Another advantage of the Central Okanagan, Brown noted, is the current transfer of wealth inheritance for our aging population of baby boomers, which Brown says is estimated at $13 trillion worldwide.

Where some of that potential investment money filters out across Canada will have a lot to do with the lifestyle, he said.

“You see people in the Lower Mainland saying this is not the city I grew up in anymore.

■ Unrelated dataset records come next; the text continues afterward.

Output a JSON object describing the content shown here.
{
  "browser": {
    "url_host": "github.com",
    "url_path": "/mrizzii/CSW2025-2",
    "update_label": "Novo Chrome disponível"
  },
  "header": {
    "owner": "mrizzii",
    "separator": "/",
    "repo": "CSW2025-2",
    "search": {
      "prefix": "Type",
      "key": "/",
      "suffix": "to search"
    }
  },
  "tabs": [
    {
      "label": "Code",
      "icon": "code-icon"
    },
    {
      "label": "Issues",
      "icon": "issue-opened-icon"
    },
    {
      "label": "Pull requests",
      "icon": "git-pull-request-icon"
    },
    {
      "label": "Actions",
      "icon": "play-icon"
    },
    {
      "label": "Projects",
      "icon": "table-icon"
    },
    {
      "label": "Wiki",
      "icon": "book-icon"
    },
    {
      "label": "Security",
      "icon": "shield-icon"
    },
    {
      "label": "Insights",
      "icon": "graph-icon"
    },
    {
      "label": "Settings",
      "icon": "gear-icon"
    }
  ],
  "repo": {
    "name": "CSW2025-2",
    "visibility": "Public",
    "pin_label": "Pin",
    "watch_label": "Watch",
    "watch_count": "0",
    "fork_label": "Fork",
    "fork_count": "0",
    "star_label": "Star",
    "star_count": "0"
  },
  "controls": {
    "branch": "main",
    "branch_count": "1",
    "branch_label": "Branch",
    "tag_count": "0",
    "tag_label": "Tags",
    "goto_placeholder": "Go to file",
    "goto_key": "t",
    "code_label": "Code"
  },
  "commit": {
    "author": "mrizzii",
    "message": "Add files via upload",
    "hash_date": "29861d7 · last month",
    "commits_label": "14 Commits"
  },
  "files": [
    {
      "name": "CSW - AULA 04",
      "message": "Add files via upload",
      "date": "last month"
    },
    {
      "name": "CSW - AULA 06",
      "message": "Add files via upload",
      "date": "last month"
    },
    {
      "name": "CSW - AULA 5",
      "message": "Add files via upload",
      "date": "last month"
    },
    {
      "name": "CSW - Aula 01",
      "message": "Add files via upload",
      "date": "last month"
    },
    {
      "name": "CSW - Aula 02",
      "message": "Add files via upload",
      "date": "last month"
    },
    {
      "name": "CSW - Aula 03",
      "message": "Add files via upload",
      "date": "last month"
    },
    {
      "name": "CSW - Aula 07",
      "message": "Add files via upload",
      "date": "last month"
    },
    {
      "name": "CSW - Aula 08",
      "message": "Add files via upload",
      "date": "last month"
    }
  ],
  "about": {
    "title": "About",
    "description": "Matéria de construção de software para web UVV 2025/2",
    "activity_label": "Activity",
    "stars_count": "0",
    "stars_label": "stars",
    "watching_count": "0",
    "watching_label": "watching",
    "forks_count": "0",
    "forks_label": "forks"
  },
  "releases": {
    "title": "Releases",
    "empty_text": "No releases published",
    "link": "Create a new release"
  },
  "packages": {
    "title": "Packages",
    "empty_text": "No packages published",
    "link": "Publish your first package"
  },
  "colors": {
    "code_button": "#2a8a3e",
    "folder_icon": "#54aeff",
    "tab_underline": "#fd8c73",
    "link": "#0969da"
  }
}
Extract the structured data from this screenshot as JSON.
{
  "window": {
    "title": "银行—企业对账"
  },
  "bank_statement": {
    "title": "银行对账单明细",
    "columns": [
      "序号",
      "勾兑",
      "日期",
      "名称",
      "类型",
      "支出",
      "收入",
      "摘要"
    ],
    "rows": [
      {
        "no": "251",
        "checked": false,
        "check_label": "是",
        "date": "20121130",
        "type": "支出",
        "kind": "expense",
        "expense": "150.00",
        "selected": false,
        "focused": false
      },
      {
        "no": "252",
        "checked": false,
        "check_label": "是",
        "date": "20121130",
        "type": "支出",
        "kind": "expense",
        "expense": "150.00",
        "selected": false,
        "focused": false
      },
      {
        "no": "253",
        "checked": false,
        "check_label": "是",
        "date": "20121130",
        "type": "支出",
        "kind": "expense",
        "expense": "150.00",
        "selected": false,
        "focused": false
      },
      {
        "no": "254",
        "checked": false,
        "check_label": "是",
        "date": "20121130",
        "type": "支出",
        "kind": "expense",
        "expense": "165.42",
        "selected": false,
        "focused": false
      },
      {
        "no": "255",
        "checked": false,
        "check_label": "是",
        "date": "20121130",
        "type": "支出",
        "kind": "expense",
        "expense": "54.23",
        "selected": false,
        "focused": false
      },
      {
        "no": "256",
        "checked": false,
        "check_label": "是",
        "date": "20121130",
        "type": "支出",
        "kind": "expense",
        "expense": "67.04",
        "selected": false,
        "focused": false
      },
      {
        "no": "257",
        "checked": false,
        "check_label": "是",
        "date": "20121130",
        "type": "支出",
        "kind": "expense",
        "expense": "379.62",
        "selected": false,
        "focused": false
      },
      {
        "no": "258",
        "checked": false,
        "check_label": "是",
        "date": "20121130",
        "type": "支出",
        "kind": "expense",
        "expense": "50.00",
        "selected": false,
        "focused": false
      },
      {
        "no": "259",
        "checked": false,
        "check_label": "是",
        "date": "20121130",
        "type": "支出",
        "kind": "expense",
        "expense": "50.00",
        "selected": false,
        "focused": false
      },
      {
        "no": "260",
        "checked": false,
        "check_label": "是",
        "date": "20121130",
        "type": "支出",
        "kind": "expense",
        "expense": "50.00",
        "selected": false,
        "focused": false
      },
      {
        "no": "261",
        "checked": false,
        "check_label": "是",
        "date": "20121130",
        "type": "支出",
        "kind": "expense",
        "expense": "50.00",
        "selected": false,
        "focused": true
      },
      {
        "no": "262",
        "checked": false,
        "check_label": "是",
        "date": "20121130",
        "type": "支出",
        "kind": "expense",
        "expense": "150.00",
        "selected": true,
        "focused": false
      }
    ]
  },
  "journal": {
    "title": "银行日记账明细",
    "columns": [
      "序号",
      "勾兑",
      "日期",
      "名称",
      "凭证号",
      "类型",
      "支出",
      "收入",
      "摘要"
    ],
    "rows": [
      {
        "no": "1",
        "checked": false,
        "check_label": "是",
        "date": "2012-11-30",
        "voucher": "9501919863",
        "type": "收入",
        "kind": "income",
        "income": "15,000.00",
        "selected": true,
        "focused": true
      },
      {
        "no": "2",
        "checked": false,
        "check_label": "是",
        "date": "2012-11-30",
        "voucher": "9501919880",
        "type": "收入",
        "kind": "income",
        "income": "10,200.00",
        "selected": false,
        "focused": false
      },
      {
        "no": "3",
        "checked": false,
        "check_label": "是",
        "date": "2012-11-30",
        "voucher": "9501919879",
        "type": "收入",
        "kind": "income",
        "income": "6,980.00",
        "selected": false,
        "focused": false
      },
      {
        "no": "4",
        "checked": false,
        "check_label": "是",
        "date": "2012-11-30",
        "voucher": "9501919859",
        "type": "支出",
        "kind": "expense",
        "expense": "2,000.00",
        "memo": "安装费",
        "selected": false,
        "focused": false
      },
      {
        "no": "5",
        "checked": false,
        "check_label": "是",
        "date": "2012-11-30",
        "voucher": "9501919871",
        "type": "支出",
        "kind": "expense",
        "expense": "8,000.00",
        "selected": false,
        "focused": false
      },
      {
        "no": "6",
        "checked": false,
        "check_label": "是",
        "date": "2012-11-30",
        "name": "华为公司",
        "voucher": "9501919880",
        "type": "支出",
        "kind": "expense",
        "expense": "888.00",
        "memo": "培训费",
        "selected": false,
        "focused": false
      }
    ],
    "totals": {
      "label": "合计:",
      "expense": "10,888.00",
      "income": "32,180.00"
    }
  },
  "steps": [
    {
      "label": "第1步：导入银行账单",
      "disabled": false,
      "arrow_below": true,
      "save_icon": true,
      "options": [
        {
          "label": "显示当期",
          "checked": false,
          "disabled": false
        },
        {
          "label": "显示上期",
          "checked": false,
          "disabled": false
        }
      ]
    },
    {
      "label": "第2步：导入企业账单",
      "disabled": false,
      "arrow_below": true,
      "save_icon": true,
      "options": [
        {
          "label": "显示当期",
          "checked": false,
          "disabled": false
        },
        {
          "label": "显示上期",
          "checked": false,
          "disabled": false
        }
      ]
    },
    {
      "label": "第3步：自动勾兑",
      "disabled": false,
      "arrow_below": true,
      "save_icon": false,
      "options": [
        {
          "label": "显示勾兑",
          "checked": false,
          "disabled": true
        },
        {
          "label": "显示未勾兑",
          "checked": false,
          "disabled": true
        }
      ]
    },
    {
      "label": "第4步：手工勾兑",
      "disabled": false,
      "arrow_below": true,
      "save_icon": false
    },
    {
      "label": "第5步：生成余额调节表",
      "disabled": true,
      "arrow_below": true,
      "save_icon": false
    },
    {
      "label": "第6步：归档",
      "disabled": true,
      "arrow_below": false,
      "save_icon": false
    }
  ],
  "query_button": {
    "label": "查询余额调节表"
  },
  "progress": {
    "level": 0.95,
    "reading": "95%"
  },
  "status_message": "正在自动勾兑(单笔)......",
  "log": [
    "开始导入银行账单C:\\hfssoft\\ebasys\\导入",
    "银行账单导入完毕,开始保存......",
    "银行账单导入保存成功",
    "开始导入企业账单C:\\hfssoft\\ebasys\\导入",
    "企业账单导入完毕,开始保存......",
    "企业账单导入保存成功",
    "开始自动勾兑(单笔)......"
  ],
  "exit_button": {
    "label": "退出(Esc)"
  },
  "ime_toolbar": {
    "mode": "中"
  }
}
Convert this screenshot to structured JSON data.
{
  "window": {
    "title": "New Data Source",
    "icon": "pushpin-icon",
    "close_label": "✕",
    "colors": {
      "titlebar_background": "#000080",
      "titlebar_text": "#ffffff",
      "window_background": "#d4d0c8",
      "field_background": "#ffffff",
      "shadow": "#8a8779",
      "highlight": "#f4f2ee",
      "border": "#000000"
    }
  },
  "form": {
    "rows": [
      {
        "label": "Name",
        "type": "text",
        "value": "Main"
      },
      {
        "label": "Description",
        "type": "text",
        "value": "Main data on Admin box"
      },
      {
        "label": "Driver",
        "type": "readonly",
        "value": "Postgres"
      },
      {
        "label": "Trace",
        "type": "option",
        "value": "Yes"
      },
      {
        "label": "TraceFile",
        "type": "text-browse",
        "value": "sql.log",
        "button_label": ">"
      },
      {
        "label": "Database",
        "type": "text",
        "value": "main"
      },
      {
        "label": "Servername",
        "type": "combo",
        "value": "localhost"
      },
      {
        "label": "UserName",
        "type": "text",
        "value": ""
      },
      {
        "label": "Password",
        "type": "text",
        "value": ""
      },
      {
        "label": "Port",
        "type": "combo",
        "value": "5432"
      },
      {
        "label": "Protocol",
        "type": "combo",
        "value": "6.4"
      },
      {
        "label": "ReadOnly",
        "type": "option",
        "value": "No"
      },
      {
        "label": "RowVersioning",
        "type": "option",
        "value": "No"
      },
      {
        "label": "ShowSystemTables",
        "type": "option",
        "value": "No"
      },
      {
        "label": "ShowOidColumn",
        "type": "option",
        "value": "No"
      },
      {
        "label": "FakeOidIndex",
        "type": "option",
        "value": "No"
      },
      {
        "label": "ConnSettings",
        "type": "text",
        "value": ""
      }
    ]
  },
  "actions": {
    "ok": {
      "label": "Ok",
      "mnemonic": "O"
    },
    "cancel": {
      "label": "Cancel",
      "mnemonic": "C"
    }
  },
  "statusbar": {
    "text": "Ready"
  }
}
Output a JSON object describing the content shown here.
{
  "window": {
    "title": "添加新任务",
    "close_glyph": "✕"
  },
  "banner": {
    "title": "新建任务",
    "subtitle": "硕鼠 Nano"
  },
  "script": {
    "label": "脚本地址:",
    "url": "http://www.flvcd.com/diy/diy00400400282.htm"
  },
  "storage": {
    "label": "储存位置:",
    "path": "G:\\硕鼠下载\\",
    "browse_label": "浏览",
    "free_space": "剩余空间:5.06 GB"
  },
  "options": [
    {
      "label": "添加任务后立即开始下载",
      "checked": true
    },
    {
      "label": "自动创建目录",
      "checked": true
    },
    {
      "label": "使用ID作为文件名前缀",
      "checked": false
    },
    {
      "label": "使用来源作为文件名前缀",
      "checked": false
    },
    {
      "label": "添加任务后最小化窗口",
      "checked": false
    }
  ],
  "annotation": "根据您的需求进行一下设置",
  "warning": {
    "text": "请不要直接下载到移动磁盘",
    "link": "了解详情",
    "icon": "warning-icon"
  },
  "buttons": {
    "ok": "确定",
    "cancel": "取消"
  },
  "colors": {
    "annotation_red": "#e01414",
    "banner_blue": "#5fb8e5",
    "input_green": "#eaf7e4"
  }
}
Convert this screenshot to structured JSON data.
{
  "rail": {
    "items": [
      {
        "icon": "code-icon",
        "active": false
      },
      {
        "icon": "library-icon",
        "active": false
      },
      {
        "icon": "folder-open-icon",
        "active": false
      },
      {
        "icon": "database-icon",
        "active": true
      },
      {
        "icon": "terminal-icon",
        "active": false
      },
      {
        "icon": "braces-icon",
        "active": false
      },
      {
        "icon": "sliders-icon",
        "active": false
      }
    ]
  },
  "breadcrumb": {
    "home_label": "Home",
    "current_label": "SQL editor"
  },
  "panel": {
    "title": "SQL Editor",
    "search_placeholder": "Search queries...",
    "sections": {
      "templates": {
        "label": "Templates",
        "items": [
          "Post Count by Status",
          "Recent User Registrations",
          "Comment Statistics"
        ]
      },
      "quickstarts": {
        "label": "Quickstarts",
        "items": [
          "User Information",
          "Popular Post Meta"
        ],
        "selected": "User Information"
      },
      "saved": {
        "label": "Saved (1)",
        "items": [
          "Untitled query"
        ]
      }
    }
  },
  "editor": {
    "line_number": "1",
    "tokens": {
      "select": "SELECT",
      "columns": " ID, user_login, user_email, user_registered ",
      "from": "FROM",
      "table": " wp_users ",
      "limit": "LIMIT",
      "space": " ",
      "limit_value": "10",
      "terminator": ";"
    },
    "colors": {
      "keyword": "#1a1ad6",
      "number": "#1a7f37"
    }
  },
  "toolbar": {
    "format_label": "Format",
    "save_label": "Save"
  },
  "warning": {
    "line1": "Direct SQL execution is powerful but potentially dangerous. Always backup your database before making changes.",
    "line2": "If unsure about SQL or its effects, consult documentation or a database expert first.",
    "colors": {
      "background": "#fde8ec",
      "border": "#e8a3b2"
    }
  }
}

It has changed and people start looking elsewhere,” he said.

Also adding to higher density development opportunities, he added, is a new younger generation not wanting to live as their grandparents did – asset rich as a homeowner but lifestyle poor.

“This generation wants it all so the priority for them won’t necessarily be to want that single-family home but a more affordable option,” he said.

While the real estate bubble may look to solid foundational building blocks to continue rapid growth in the short term, Brown is often questioned about potential threats to the current boom times in the real estate industry.

He cited a hike in interest rates, which Brown expects to see happen as the economic recovery from COVID fuels inflation, but not for another 18 to 24 months while that recovery takes place.

The other issue remains a global economic collapse similar to what happened in 2008.

“In the end you can’t worry about things you can’t control. If there is another global collapse we will figure it out. What I like to say about real estate is I am pretty certain about what will happen today, what will happen tomorrow but not so much about the day after that,” he said.